Famed rock star, YOSHIKI, revealed the permanent location of his imprints in front of Hollywood’s TCL Chinese Theatre. As the first Japanese artist to be honored by the theater since the start of the tradition in 1927, he shared how grateful he is to be a part of this prestigious moment. The fifty-eight-year-old has been beyond busy this past year as he made his directorial debut with YOSHIKI: Under the Sky. Although an international streaming date has not been announced, it will be available to stream on Amazon Prime Video sometime in May 2024.
Previously, the X Japan leader commemorated the initial handprint and footprint impression ceremony back in September 2023 and gave the world a first look as they dried. Now, fans and curious minds alike can view his prints and his drumsticks right beside Kobe Bryant’s handprints at the TCL’s entrance. Guest speaker Matt Pinfield, host of KLOS-FM, applauded the musician on his accomplishments and gave a personal anecdote on YOSHIKI‘s philanthropy. Donning a sleek, black suit, YOSHIKI unfurled a summary of the journey that brought him here. “Having gone through every single part of the process, I respect more than ever all the people involved in making film and the incredible sacrifice that goes into it.” As a composer—and now director—he humbly admitted he never expected his name to be etched alongside famous people like Tom Hanks and Al Pacino. Despite making incredible strides in his career, he disclosed some personal hardships—such as the loss of his parents—as well as the passing of his former X Japan bandmates: Taiji Sawada, Hideto Matsumoto, and more recently, Heath.

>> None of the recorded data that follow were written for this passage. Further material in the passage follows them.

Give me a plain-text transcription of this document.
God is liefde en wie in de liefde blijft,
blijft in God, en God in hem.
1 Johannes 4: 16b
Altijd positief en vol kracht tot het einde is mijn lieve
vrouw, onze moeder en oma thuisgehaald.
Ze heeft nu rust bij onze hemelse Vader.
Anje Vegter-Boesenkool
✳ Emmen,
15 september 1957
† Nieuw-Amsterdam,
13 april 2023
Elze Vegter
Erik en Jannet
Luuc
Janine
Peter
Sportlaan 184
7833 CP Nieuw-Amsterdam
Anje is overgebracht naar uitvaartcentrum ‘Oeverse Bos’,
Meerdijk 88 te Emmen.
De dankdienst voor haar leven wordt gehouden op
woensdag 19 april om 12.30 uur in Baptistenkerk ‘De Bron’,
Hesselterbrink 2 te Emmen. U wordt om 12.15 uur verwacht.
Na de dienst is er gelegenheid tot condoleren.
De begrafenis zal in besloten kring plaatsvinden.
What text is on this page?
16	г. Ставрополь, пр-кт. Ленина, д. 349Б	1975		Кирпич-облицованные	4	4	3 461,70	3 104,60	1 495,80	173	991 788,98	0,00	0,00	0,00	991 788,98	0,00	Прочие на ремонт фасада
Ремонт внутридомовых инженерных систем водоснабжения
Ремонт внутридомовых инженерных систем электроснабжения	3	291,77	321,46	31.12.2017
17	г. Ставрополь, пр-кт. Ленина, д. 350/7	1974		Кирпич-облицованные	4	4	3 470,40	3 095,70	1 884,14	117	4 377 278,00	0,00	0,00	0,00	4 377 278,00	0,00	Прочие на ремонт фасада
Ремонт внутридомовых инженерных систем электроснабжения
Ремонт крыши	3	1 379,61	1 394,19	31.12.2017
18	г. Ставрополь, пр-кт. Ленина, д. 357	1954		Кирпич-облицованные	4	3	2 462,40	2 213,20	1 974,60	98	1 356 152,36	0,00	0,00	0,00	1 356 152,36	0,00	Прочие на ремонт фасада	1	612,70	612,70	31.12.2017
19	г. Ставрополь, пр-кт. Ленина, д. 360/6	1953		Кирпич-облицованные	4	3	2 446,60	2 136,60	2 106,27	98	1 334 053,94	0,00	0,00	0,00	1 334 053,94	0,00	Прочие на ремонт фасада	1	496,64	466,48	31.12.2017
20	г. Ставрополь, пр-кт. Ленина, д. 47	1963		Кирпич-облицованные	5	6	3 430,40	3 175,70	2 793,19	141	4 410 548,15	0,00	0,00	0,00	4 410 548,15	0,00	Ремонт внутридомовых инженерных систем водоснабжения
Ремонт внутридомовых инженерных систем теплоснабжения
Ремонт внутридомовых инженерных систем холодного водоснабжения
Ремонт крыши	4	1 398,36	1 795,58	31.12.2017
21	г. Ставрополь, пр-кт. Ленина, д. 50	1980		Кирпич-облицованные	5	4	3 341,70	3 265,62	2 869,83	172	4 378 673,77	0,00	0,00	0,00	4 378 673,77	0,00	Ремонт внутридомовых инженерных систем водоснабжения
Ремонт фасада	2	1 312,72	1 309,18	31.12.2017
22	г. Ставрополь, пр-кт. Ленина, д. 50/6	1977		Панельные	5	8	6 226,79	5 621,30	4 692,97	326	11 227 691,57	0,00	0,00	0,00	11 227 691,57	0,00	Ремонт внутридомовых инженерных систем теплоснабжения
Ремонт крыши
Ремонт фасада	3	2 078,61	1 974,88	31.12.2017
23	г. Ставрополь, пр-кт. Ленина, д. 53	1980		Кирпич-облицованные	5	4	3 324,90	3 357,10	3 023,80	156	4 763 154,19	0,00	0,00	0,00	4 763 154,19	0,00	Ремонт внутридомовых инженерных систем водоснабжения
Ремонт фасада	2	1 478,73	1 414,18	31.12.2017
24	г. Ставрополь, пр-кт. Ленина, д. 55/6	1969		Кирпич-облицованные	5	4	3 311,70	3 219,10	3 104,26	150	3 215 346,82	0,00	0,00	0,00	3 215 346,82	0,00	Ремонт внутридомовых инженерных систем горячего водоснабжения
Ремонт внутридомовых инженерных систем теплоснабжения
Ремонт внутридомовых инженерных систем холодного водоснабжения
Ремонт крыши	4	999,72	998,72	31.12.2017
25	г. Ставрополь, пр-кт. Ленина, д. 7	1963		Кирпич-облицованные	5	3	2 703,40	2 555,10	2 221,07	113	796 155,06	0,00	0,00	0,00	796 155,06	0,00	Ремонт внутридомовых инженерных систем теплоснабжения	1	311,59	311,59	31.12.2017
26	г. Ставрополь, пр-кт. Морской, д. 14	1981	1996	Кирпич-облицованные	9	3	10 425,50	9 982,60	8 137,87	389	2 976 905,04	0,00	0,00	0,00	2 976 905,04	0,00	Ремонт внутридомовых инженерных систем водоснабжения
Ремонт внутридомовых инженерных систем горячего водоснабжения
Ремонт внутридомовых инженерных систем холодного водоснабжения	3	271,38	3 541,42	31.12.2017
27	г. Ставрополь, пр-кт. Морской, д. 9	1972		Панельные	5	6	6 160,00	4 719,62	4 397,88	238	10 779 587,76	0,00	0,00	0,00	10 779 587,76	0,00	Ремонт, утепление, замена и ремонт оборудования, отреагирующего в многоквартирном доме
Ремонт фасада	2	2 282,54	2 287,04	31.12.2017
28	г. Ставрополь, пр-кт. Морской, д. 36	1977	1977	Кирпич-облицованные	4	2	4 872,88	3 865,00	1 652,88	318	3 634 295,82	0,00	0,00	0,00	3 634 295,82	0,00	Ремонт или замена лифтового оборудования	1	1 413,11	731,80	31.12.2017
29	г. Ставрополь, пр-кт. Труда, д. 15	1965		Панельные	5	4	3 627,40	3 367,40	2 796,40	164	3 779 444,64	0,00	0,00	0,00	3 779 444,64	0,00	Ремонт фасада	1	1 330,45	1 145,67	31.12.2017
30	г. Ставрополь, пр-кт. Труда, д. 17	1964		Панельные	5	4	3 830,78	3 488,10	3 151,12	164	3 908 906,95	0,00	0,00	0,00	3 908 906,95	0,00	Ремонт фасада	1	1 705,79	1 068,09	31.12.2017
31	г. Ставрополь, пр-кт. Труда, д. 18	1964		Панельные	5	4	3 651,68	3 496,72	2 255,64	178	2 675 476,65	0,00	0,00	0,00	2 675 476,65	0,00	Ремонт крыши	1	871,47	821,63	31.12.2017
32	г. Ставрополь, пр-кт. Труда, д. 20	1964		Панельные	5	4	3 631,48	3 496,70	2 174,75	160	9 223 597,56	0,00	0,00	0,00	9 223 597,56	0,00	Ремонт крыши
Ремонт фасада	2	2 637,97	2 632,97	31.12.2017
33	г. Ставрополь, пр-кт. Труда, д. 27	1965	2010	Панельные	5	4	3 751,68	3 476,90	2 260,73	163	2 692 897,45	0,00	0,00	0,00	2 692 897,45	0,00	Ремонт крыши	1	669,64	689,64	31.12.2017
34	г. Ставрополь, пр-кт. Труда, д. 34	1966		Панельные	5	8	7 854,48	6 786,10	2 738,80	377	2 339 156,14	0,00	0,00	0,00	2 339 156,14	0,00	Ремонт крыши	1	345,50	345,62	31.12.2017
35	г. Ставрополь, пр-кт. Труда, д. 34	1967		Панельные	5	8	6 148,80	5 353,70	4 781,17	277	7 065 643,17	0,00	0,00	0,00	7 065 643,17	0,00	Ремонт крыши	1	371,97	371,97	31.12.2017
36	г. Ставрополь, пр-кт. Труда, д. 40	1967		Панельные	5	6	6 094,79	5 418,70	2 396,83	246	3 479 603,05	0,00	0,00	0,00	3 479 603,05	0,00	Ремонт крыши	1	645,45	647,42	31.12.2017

“To be honest, it’s hard to make it day by day,” he confessed. “You may feel it in my handprints. Sometimes my hands feel very fragile, sometimes my hands feel very strong. So as my heart. I’ve been going through some mental upheaval. But my fans have been supporting me and bringing me back to a positive place, so I’m making it through every day.” Acknowledging the recent Noto Peninsula earthquake, he dedicated the ceremony to the victims impacted by the tragedy and announced that he would donate all the proceeds from the auction of his Kawai piano to them. Emphasizing the title of his documentary, he encourages all who exist under the sky to live life to the fullest on behalf of those who have passed.
“We should live as much as we can, we should live for them. When you come here and place your hand on my handprints, you may notice they are not that big. But small hands can do big things. Make somebody’s dream come true and lift their spirits in need.”
After the ceremony, the pianist performed two songs in front of an intimate crowd of special guests, friends, and fans—possibly the last to see YOSHIKI play his iconic Kawai Crystal Grand Piano before its auction. Dedicating these songs to the Noto earthquake victims, his fans, his bandmates, and his mother, YOSHIKI played an emotional rendition of “Forever Love” followed by “Endless Rain.”